Dans ce cas, le débiteur se trouvera sans droit ni titre dans le logement et devra payer à la demanderesse une indemnité d’occupation égale au montant du loyer augmenté des charges qui aurait été dû en cas de poursuite du bail.
Faute pour lui de quitter les lieux, Monsieur [G] [H] pourra être expulsé, ainsi que tout occupant de son chef avec l’aide de la force publique si nécessaire.
Il pourra toutefois, si son relogement s’avère difficile, former une demande de délais supplémentaires auprès du Juge de l’Exécution, sur le fondement des articles L 613-1 et suivants du Code de la Construction et de l’Habitation, et/ou saisir la Commission du DALO, en application de l’article L 441-2-3 du même Code.
Sur les demandes accessoires :
Monsieur [G] [H], succombant, sera condamné au paiement des dépens.
L’équité commande de ne pas allouer d’indemnité à la SASU ACTION LOGEMENT SERVICES au titre de l’article 700 du Code de Procédure Civile.

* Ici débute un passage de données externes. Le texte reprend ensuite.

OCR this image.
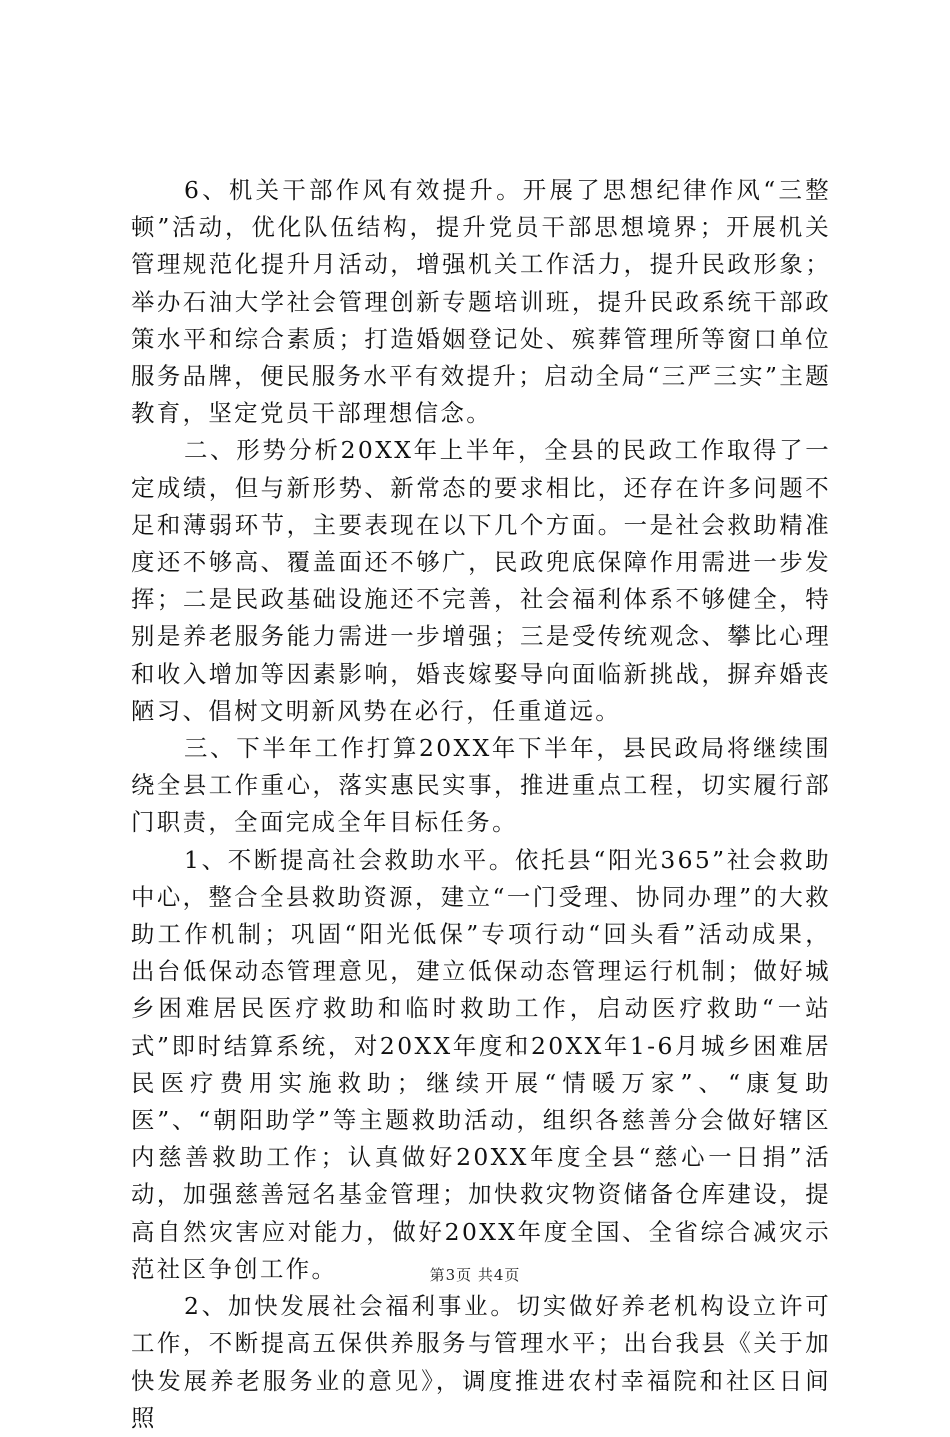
6、机关干部作风有效提升。开展了思想纪律作风“三整顿”活动，优化队伍结构，提升党员干部思想境界；开展机关管理规范化提升月活动，增强机关工作活力，提升民政形象；举办石油大学社会管理创新专题培训班，提升民政系统干部政策水平和综合素质；打造婚姻登记处、殡葬管理所等窗口单位服务品牌，便民服务水平有效提升；启动全局“三严三实”主题教育，坚定党员干部理想信念。

二、形势分析20XX年上半年，全县的民政工作取得了一定成绩，但与新形势、新常态的要求相比，还存在许多问题不足和薄弱环节，主要表现在以下几个方面。一是社会救助精准度还不够高、覆盖面还不够广，民政兜底保障作用需进一步发挥；二是民政基础设施还不完善，社会福利体系不够健全，特别是养老服务能力需进一步增强；三是受传统观念、攀比心理和收入增加等因素影响，婚丧嫁娶导向面临新挑战，摒弃婚丧陋习、倡树文明新风势在必行，任重道远。

三、下半年工作打算20XX年下半年，县民政局将继续围绕全县工作重心，落实惠民实事，推进重点工程，切实履行部门职责，全面完成全年目标任务。

1、不断提高社会救助水平。依托县“阳光365”社会救助中心，整合全县救助资源，建立“一门受理、协同办理”的大救助工作机制；巩固“阳光低保”专项行动“回头看”活动成果，出台低保动态管理意见，建立低保动态管理运行机制；做好城乡困难居民医疗救助和临时救助工作，启动医疗救助“一站式”即时结算系统，对20XX年度和20XX年1-6月城乡困难居民医疗费用实施救助；继续开展“情暖万家”、“康复助医”、“朝阳助学”等主题救助活动，组织各慈善分会做好辖区内慈善救助工作；认真做好20XX年度全县“慈心一日捐”活动，加强慈善冠名基金管理；加快救灾物资储备仓库建设，提高自然灾害应对能力，做好20XX年度全国、全省综合减灾示范社区争创工作。

2、加快发展社会福利事业。切实做好养老机构设立许可工作，不断提高五保供养服务与管理水平；出台我县《关于加快发展养老服务业的意见》，调度推进农村幸福院和社区日间照

第3页 共4页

L’exécution provisoire est de droit.
PAR CES MOTIFS
Le Juge des contentieux de la protection, statuant publiquement, par décision contradictoire, rendue en premier ressort,
DÉCLARE recevable l’assignation délivrée par la Société par Actions Simplifiées à associé unique ACTION LOGEMENT SERVICES ;
CONSTATE la résiliation du bail conclu le 06 janvier 2023, portant sur le logement sis [Adresse 6], à compter du 11 juin 2025 ;
CONDAMNE Monsieur [G] [H] à payer à la Société par Actions Simplifiées à associé unique ACTION LOGEMENT SERVICES la somme de 5 410,50 euros (cinq-mille-quatre-cent-dix euros et cinquante centimes), suivant quittance subrogative du 17 octobre 2025, avec intérêts au taux légal à compter de la présente décision ;
SURSOIT à l’exécution des poursuites et AUTORISE Monsieur [G] [H] à se libérer de sa dette, à compter du 30ème jour suivant la signification du présent jugement, en 10 mensualités de 500 euros (cinq-cents euros) et en une 11ème mensualité correspondant au solde de la dette ;
ORDONNE que les effets de la clause résolutoire du bail soient suspendus durant ce délai et DIT que le bail retrouvera son plein effet une fois la dette payée ;
DIT qu’à défaut de paiement de la dette à l’issue du délai ou d’un loyer courant, l’intégralité de la dette pourra redevenir immédiatement exigible, la clause résolutoire reprendra son plein effet et le bail se trouvera immédiatement et automatiquement résilié ;
AUTORISE dans ce cas la Société par Actions Simplifiées à associé unique ACTION LOGEMENT SERVICES à faire expulser Monsieur [G] [H] ou tout occupant de son chef, deux mois après lui avoir notifié un commandement de quitter les lieux, avec l’assistance de la force publique et d’un serrurier, si besoin est, et à transporter les meubles laissés dans les lieux aux frais de l’expulsé dans un garde-meuble désigné par ce dernier ou à défaut par la bailleresse ;
CONDAMNE dans ce cas Monsieur [G] [H] à payer à la Société par Actions Simplifiées à associé unique ACTION LOGEMENT SERVICES une indemnité d’occupation égale au montant des loyers et charges qui auraient été dus en cas de non résiliation du bail, à l’exclusion de tout autre frais, dans la limite des sommes que la Société par Actions Simplifiées à usage unique ACTION LOGEMENT SERVICES aura réglées au bailleur à ce titre ;
RAPPELLE qu’une personne menacée d’expulsion sans relogement peut :
— former une demande de délais supplémentaires auprès du Juge de l’Exécution,
— saisir, sous certaines conditions, la Commission du DALO (adresse : Direction Départementale de la cohésion sociale de la Manche, Secrétariat de la Commission du DALO, [Adresse 1]), en remplissant le formulaire CERFA n°15036*01, à retirer en préfecture ou à télécharger sur le site « service-public.fr » ;
DÉBOUTE les parties du surplus de leurs demandes ;
CONDAMNE Monsieur [G] [H] au paiement des dépens ;
RAPPELLE que l’exécution provisoire est de droit.
AINSI JUGE ET PRONONCE LE HUIT JANVIER DEUX-MIL-VINGT-SIX, PAR MISE A DISPOSITION AU GREFFE, CONFORMÉMENT AUX DISPOSITIONS DE L’ARTICLE 450, alinéa 2, DU CODE DE PROCÉDURE CIVILE, LE PRÉSENT JUGEMENT A ÉTÉ SIGNE PAR LE PRÉSIDENT ET LE GREFFIER.